5. A Ortodoxia cultivou no povo russo esse espírito de sacrifício, servidão, paciência e lealdade, sem o que a Rússia nunca teria resistido a seus inimigos nem construído uma morada terrena. No curso de toda a história, os russos aprenderam a construir a Rússia "beijando a cruz" e a basear-se sua força moral na oração. O presente da oração é o melhor presente da Ortodoxia.

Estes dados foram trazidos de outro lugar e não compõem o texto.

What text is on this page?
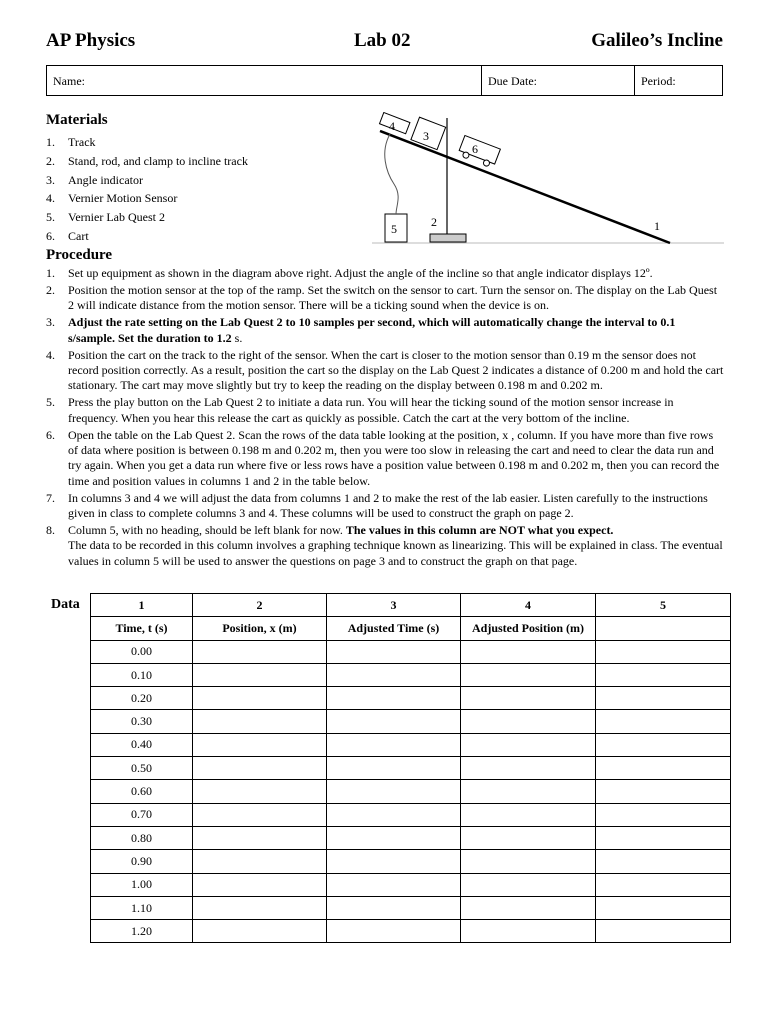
AP Physics	Lab 02	Galileo’s Incline
Name:	Due Date:	Period:
Materials
1. Track
2. Stand, rod, and clamp to incline track
3. Angle indicator
4. Vernier Motion Sensor
5. Vernier Lab Quest 2
6. Cart
1
2
3
4
5
6
Procedure
1.	Set up equipment as shown in the diagram above right. Adjust the angle of the incline so that angle indicator displays 12º.
2.	Position the motion sensor at the top of the ramp. Set the switch on the sensor to cart. Turn the sensor on. The display on the Lab Quest 2 will indicate distance from the motion sensor. There will be a ticking sound when the device is on.
3.	Adjust the rate setting on the Lab Quest 2 to 10 samples per second, which will automatically change the interval to 0.1 s/sample. Set the duration to 1.2 s.
4.	Position the cart on the track to the right of the sensor. When the cart is closer to the motion sensor than 0.19 m the sensor does not record position correctly. As a result, position the cart so the display on the Lab Quest 2 indicates a distance of 0.200 m and hold the cart stationary. The cart may move slightly but try to keep the reading on the display between 0.198 m and 0.202 m.
5.	Press the play button on the Lab Quest 2 to initiate a data run. You will hear the ticking sound of the motion sensor increase in frequency. When you hear this release the cart as quickly as possible. Catch the cart at the very bottom of the incline.
6.	Open the table on the Lab Quest 2. Scan the rows of the data table looking at the position, x , column. If you have more than five rows of data where position is between 0.198 m and 0.202 m, then you were too slow in releasing the cart and need to clear the data run and try again. When you get a data run where five or less rows have a position value between 0.198 m and 0.202 m, then you can record the time and position values in columns 1 and 2 in the table below.
7.	In columns 3 and 4 we will adjust the data from columns 1 and 2 to make the rest of the lab easier. Listen carefully to the instructions given in class to complete columns 3 and 4. These columns will be used to construct the graph on page 2.
8.	Column 5, with no heading, should be left blank for now. The values in this column are NOT what you expect.
The data to be recorded in this column involves a graphing technique known as linearizing. This will be explained in class. The eventual values in column 5 will be used to answer the questions on page 3 and to construct the graph on that page.
Data	1	2	3	4	5
Time, t (s)	Position, x (m)	Adjusted Time (s)	Adjusted Position (m)	
0.00				
0.10				
0.20				
0.30				
0.40				
0.50				
0.60				
0.70				
0.80				
0.90				
1.00				
1.10				
1.20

6. A Ortodoxia afirmou a fé religiosa sob liberdade e seriedade, conectando-as em uma só; com esse espírito informou-se a alma russa e a cultura russa. As missões ortodoxas trouxeram pessoas "ao batismo" "através do amor", e de nenhum modo através do medo (Da instrução do Metropolita Makário ao Arcebispo Gury em 1555. As exceções só confirmam a regra básica). Por isso vem da história russa precisamente aquele espírito de tolerância religiosa e nacional que os cidadãos russos de outras confissões e religiões valorizam por seu mérito apenas depois das perseguições revolucionárias da fé.

7. A Ortodoxia trouxe ao povo russo todos os presentes do sentido cristão de justiça - uma vontade para a paz, para a fraternidade, justiça, lealdade e solidariedade; um sentido de dignidade e categoria; uma capacidade para o auto-controle e respeito mútuo; em uma palavra, tudo o que pode levar o mais perto dos mandamentos de Cristo.

8. A Ortodoxia nutriu na Rússia o sentido de uma responsabilidade cidadã, aquela de um oficial diante do Tsar e de Deus, e acima de tudo consolidou a ideia de uma monarquia, clamada e ungida, que serviria a Deus. Graças a isto os governadores tirânicos na história russa foram uma completa exceção. Todas as reformas humanas na história russa foram inspiradas ou sugeridas pela Ortodoxia.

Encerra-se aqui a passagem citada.